Por fim, teremos a continuação de Estômago (2007), comédia criminal com sabor brasileiro e inspiração italiana que conquistou cinco categorias no Grande Prêmio do Cinema Brasileiro: melhor filme, diretor, roteiro, ator coadjuvante (Babu Santana) e escolha do público. Em Estômago 2: O Poderoso Chef, o diretor paranaense Marcos Jorge volta a fazer parceria com o ator baiano João Miguel. Agora, Raimundo Nonato é o chef dos chefs na prisão, encantando com sua comida e sua lábia tanto o diretor do presídio quanto o veterano líder dos detentos. Até que um mafioso vindo da Itália aparece no pedaço. O elenco conta com Paulo Miklos, Nicola Siri e Projota.
Filmes gaúchos
A competição de longas-metragens gaúchas também promete. Entre os cinco concorrentes, estão Até que a Música Pare, rodado em Antônio Prado, Nova Roma do Sul, Nova Bassano e Veranópolis por Cristiane Oliveira, diretora dos premiados Mulher do Pai (2016) e A Primeira Morte de Joana (2021), e Memórias de um Esclerosado, documentário no qual o cartunista Rafael Corrêa (que assina a direção com Thais Fernandes) compartilha sua experiência como paciente de uma doença degenerativa, a esclerose múltipla.

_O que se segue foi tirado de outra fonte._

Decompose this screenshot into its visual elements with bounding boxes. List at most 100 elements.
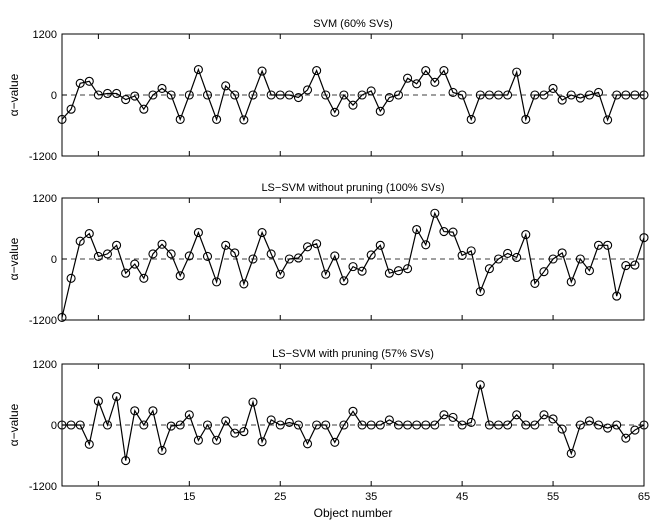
data-point-marker xyxy=(312,239,322,249)
data-point-marker xyxy=(521,114,531,124)
data-point-marker xyxy=(612,420,622,430)
data-point-marker xyxy=(439,227,449,237)
data-point-marker xyxy=(639,233,649,243)
y-axis-label: α−value xyxy=(7,73,21,116)
data-point-marker xyxy=(375,106,385,116)
data-point-marker xyxy=(302,85,313,95)
data-point-marker xyxy=(493,254,504,264)
data-point-marker xyxy=(312,66,322,76)
data-point-marker xyxy=(230,248,240,258)
data-point-marker xyxy=(257,228,267,238)
panel-title: SVM (60% SVs) xyxy=(313,18,392,30)
data-point-marker xyxy=(84,439,94,449)
data-point-marker xyxy=(357,90,367,100)
data-point-marker xyxy=(75,78,85,88)
data-point-marker xyxy=(93,90,103,100)
data-point-marker xyxy=(557,424,567,434)
data-point-marker xyxy=(121,456,131,466)
data-point-marker xyxy=(230,428,240,438)
y-tick-label: 0 xyxy=(51,254,57,266)
data-point-marker xyxy=(475,286,485,297)
data-point-marker xyxy=(393,90,404,100)
data-point-marker xyxy=(421,240,431,250)
data-point-marker xyxy=(439,410,449,420)
data-point-marker xyxy=(430,77,440,87)
data-point-marker xyxy=(439,66,449,76)
data-point-marker xyxy=(403,264,413,274)
data-point-marker xyxy=(421,420,431,430)
data-point-marker xyxy=(75,420,85,430)
panel-title: LS−SVM without pruning (100% SVs) xyxy=(261,182,444,194)
data-point-marker xyxy=(512,410,522,420)
data-point-marker xyxy=(593,240,604,250)
data-point-marker xyxy=(202,251,213,262)
data-point-marker xyxy=(412,420,422,430)
data-point-marker xyxy=(257,437,267,447)
data-point-marker xyxy=(539,90,549,100)
y-tick-label: 1200 xyxy=(33,193,57,205)
data-point-marker xyxy=(212,435,222,445)
data-point-marker xyxy=(284,90,294,100)
data-point-marker xyxy=(148,90,158,100)
y-tick-label: -1200 xyxy=(29,481,57,493)
data-point-marker xyxy=(639,420,649,430)
data-point-marker xyxy=(493,420,504,430)
data-point-marker xyxy=(539,410,549,420)
data-point-marker xyxy=(357,266,367,276)
data-point-marker xyxy=(193,228,203,238)
data-point-marker xyxy=(457,250,467,260)
data-point-marker xyxy=(248,254,258,264)
y-tick-label: 1200 xyxy=(33,359,57,371)
data-point-marker xyxy=(530,420,540,430)
data-point-marker xyxy=(184,251,194,261)
data-point-marker xyxy=(593,420,604,430)
data-point-marker xyxy=(166,421,176,431)
data-point-marker xyxy=(621,90,631,100)
data-point-marker xyxy=(375,420,385,430)
series-line xyxy=(62,384,645,461)
data-point-marker xyxy=(293,92,303,103)
data-point-marker xyxy=(548,254,558,264)
data-point-marker xyxy=(121,268,131,278)
data-point-marker xyxy=(239,115,249,125)
data-point-marker xyxy=(139,273,149,283)
data-point-marker xyxy=(630,90,640,100)
x-axis-label: Object number xyxy=(314,506,393,520)
data-point-marker xyxy=(175,420,185,430)
data-point-marker xyxy=(639,90,649,100)
data-point-marker xyxy=(221,240,231,250)
data-point-marker xyxy=(175,271,185,281)
data-point-marker xyxy=(484,264,494,274)
data-point-marker xyxy=(57,114,67,124)
data-point-marker xyxy=(512,252,522,263)
data-point-marker xyxy=(466,246,476,256)
data-point-marker xyxy=(566,448,576,459)
data-point-marker xyxy=(66,104,76,114)
data-point-marker xyxy=(548,83,558,93)
data-point-marker xyxy=(57,420,67,430)
data-point-marker xyxy=(584,266,594,276)
data-point-marker xyxy=(530,278,540,288)
data-point-marker xyxy=(475,380,485,390)
data-point-marker xyxy=(493,90,504,100)
data-point-marker xyxy=(339,420,349,430)
data-point-marker xyxy=(457,90,467,100)
data-point-marker xyxy=(566,277,576,287)
data-point-marker xyxy=(193,65,203,75)
data-point-marker xyxy=(575,93,585,103)
data-point-marker xyxy=(75,236,85,246)
data-point-marker xyxy=(393,266,404,276)
data-point-marker xyxy=(503,90,513,100)
data-point-marker xyxy=(239,279,249,289)
data-point-marker xyxy=(575,254,585,264)
panel-title: LS−SVM with pruning (57% SVs) xyxy=(272,348,434,360)
data-point-marker xyxy=(212,114,222,124)
x-tick-label: 65 xyxy=(638,491,650,503)
data-point-marker xyxy=(621,261,631,271)
data-point-marker xyxy=(84,76,94,86)
data-point-marker xyxy=(366,86,376,96)
data-point-marker xyxy=(521,420,531,430)
data-point-marker xyxy=(148,406,158,416)
y-tick-label: 0 xyxy=(51,420,57,432)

Esse título foi o grande vencedor do Cine-PE, o Festival de Recife, onde recebeu cinco Calungas, incluindo melhor filme — tanto pelo Júri Oficial quanto pelo Júri Popular —, ator coadjuvante (para o próprio Rafael) e roteiro. Saiba mais sobre esses dois títulos e os outros três longas:
Até que a Música Pare, de Cristiane Oliveira
Depois que o último filho sai de casa, Chiara, matriarca de uma família descendente de italianos, decide acompanhar o marido em suas viagens como vendedor pelos botecos da Serra Gaúcha. Uma tartaruga e baralhos de carta colocarão à prova mais de 50 anos de vida a dois. No elenco, Elisa Volpatto, da série Bom Dia, Verônica.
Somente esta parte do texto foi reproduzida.